Sunday, February 20, 2011

Synergistic Writing, Anyone?

Last week I wrote about reading more than one book at a time, but what about writing more than one?  Some people do.

If you think it's a challenge to keep to books that you're reading together straight in your head, how much more difficult must it be with two stories you're creating?

I haven't tried writing two novels simultaneously, but it definitely has an appeal.  I probably wouldn't go with working on both each night, nor would I schedule alternating nights (or mornings or whatever -- I write at night), because scheduling is a sort of tyranny I despise.  No, I see simultaneous projects as a way to have an alternative when one of them has me stuck.

Other positives are a reduced risk of boredom, and chance for cross-fertilization between novels, maybe bragging rights....

The difficulties are numerous and, I think, of no significance at all.  I could get characters / plot / setting confused between the stories.  Oh, come on.  Do I get confused between multiple characters in a single novel?  Of course not.  Do I get confused between these things in my story and real life?  No again.  [If I watched television, would I get confused when watching two different multi-episode television programs over a span of a month or two?  I don't think so.]

One of the novels could fall by the wayside, and the effort I'd expended would have been wasted.  First off, I have to say that effort is never wasted.  Effort is how you learn.  Second, the novel that fell out of favor must not have been up to snuff -- otherwise why would it have fallen?  It's loss of status may not be permanent (snuffiness is relative, after all).  It may just be the right time for the other novel, and after that one is done it may be the right time for the dropped story to be picked back up and finished.

Schedule difficulties abound with writing multiple novels simultaneously, but even the worst of these is not a real problem. The simplest problem is that it takes twice as long to finish a novel because I'm working on two.  That's not a problem at all.  The worst problem, I think, is "I need to produce one book a year:  not two books every two years."  Maybe so and maybe no.  The key is to understand that the books don't have to be written in lockstep.  I don't have to start both novels the same week and end them together.  It makes more sense to start one, and roughly halfway through the writing process start the second one.
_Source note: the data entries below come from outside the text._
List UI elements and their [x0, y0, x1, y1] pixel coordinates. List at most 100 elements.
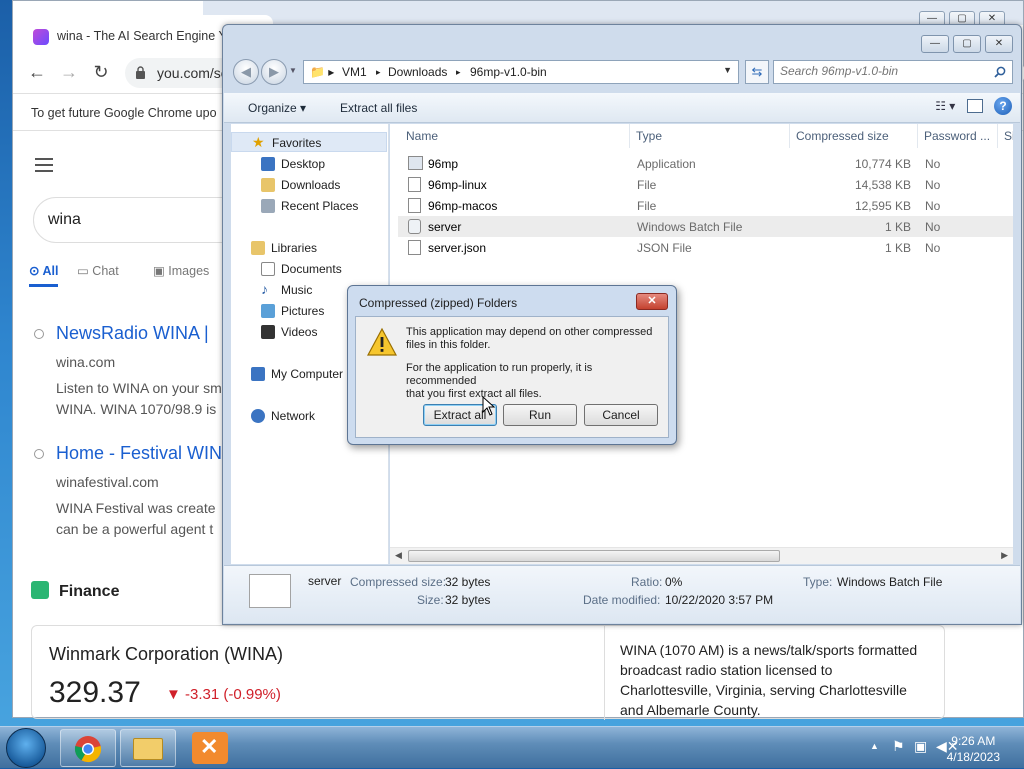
tab-chat[interactable]: ▭ Chat — [77, 263, 119, 278]
address-bar[interactable]: 📁 ▸ VM1 ▸ Downloads ▸ 96mp-v1.0-bin ▼ — [303, 60, 739, 84]
search-query: wina — [48, 211, 81, 228]
file-password: No — [925, 157, 941, 171]
organize-button[interactable]: Organize ▾ — [248, 101, 306, 115]
nav-downloads[interactable]: Downloads — [231, 175, 387, 195]
nav-label: Favorites — [272, 136, 322, 150]
column-label: Password ... — [924, 129, 991, 143]
address-row: ◀ ▶ ▼ 📁 ▸ VM1 ▸ Downloads ▸ 96mp-v1.0-bi… — [231, 59, 1015, 87]
tab-chat-label: Chat — [92, 264, 119, 278]
nav-label: Videos — [281, 325, 318, 339]
nav-label: Downloads — [281, 178, 341, 192]
clock[interactable]: 9:26 AM 4/18/2023 — [947, 733, 1000, 765]
scroll-right-icon[interactable]: ▶ — [1001, 550, 1008, 561]
breadcrumb-folder[interactable]: 96mp-v1.0-bin — [470, 65, 547, 79]
address-dropdown-icon[interactable]: ▼ — [723, 65, 732, 75]
details-value: 32 bytes — [445, 593, 491, 607]
batch-file-gear-icon — [249, 574, 291, 608]
you-favicon-icon — [33, 29, 49, 45]
details-value: 32 bytes — [445, 575, 491, 589]
mouse-cursor-icon — [482, 396, 496, 416]
taskbar: ✕ ▲ ⚑ ▣ ◀✕ 9:26 AM 4/18/2023 — [0, 726, 1024, 768]
batch-file-gear-icon — [408, 219, 421, 234]
explorer-taskbar-button[interactable] — [120, 729, 176, 767]
tab-images[interactable]: ▣ Images — [153, 263, 209, 278]
show-hidden-icons-icon[interactable]: ▲ — [870, 741, 879, 751]
back-arrow-icon[interactable]: ← — [27, 63, 47, 81]
column-compressed-size[interactable]: Compressed size — [790, 124, 918, 148]
file-size: 12,595 KB — [854, 199, 911, 213]
run-button[interactable]: Run — [503, 404, 577, 426]
scroll-thumb[interactable] — [408, 550, 780, 562]
nav-favorites[interactable]: ★ Favorites — [231, 132, 387, 152]
forward-arrow-icon[interactable]: → — [59, 63, 79, 81]
file-row[interactable]: 96mp-linux File 14,538 KB No — [398, 174, 1013, 195]
menu-icon[interactable] — [35, 158, 53, 172]
result-title[interactable]: Home - Festival WIN — [56, 443, 231, 464]
start-button[interactable] — [6, 728, 46, 768]
action-center-flag-icon[interactable]: ⚑ — [892, 738, 905, 755]
dialog-body: This application may depend on other com… — [355, 316, 669, 438]
file-name: server — [428, 220, 462, 234]
network-icon — [251, 409, 265, 423]
xampp-icon[interactable]: ✕ — [192, 732, 228, 764]
sort-arrow-icon: ^ — [508, 124, 512, 129]
url-text: you.com/se — [157, 65, 229, 81]
views-icon[interactable]: ☷ ▾ — [935, 99, 955, 113]
column-size[interactable]: Si — [998, 124, 1013, 148]
file-icon — [408, 198, 421, 213]
close-button[interactable]: ✕ — [636, 293, 668, 310]
chrome-taskbar-button[interactable] — [60, 729, 116, 767]
breadcrumb-downloads[interactable]: Downloads — [388, 65, 447, 79]
cancel-button[interactable]: Cancel — [584, 404, 658, 426]
folder-search-input[interactable] — [780, 64, 980, 78]
file-password: No — [925, 220, 941, 234]
file-row[interactable]: server.json JSON File 1 KB No — [398, 237, 1013, 258]
nav-libraries[interactable]: Libraries — [231, 238, 387, 258]
column-type[interactable]: Type — [630, 124, 790, 148]
details-label: Date modified: — [583, 593, 661, 607]
nav-desktop[interactable]: Desktop — [231, 154, 387, 174]
maximize-button[interactable]: ▢ — [953, 35, 981, 53]
stock-price: 329.37 — [49, 676, 141, 709]
close-button[interactable]: ✕ — [985, 35, 1013, 53]
breadcrumb-vm1[interactable]: VM1 — [342, 65, 367, 79]
dialog-message: This application may depend on other com… — [406, 326, 664, 352]
chrome-icon — [74, 736, 102, 763]
scroll-left-icon[interactable]: ◀ — [395, 550, 402, 561]
help-icon[interactable]: ? — [994, 97, 1012, 115]
folder-icon: 📁 ▸ — [310, 65, 335, 79]
horizontal-scrollbar[interactable]: ◀ ▶ — [390, 547, 1013, 564]
reload-icon[interactable]: ↻ — [91, 63, 111, 81]
breadcrumb-separator-icon[interactable]: ▸ — [376, 67, 381, 78]
lock-icon — [136, 66, 145, 79]
column-name[interactable]: Name ^ — [390, 124, 630, 148]
minimize-button[interactable]: — — [921, 35, 949, 53]
refresh-button[interactable]: ⇆ — [745, 60, 769, 84]
forward-button[interactable]: ▶ — [261, 59, 287, 85]
window-controls: — ▢ ✕ — [917, 35, 1013, 53]
file-row-selected[interactable]: server Windows Batch File 1 KB No — [398, 216, 1013, 237]
folder-search[interactable] — [773, 60, 1013, 84]
snippet-line: WINA Festival was create — [56, 500, 216, 516]
network-icon[interactable]: ▣ — [914, 738, 927, 755]
file-type: File — [637, 178, 657, 192]
nav-recent-places[interactable]: Recent Places — [231, 196, 387, 216]
nav-label: Pictures — [281, 304, 325, 318]
down-triangle-icon: ▼ — [166, 686, 186, 703]
preview-pane-icon[interactable] — [966, 99, 983, 113]
result-title[interactable]: NewsRadio WINA | — [56, 323, 231, 344]
column-label: Compressed size — [796, 129, 889, 143]
file-row[interactable]: 96mp-macos File 12,595 KB No — [398, 195, 1013, 216]
file-row[interactable]: 96mp Application 10,774 KB No — [398, 153, 1013, 174]
back-button[interactable]: ◀ — [233, 59, 259, 85]
breadcrumb-separator-icon[interactable]: ▸ — [456, 67, 461, 78]
nav-documents[interactable]: Documents — [231, 259, 387, 279]
extract-all-files-button[interactable]: Extract all files — [340, 101, 417, 115]
file-size: 10,774 KB — [854, 157, 911, 171]
column-password[interactable]: Password ... — [918, 124, 998, 148]
file-type: Application — [637, 157, 696, 171]
finance-chart-icon — [31, 581, 49, 599]
tab-all[interactable]: ⊙ All — [29, 263, 59, 287]
search-result: NewsRadio WINA | wina.com Listen to WINA… — [31, 323, 231, 420]
recent-pages-chevron-icon[interactable]: ▼ — [289, 66, 297, 75]
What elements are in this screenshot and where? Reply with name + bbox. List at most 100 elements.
Many writers have an affinity for either writing or for editing but not for both.  I enjoy both sides, but they are very different processes, and that is why it makes sense to double-up.  Any time I sit down to work I have my choice to write one novel or to edit the other.  It should help to mix things up and keep me fresh.  On the other hand, if you have a strong dislike for editing, then the knowledge that on any given day you are guaranteed to have editing to do might be a discouraging thought.

I haven't tried writing two novels at once, but (if I could only get back into the habit of writing at all) I'd like to try.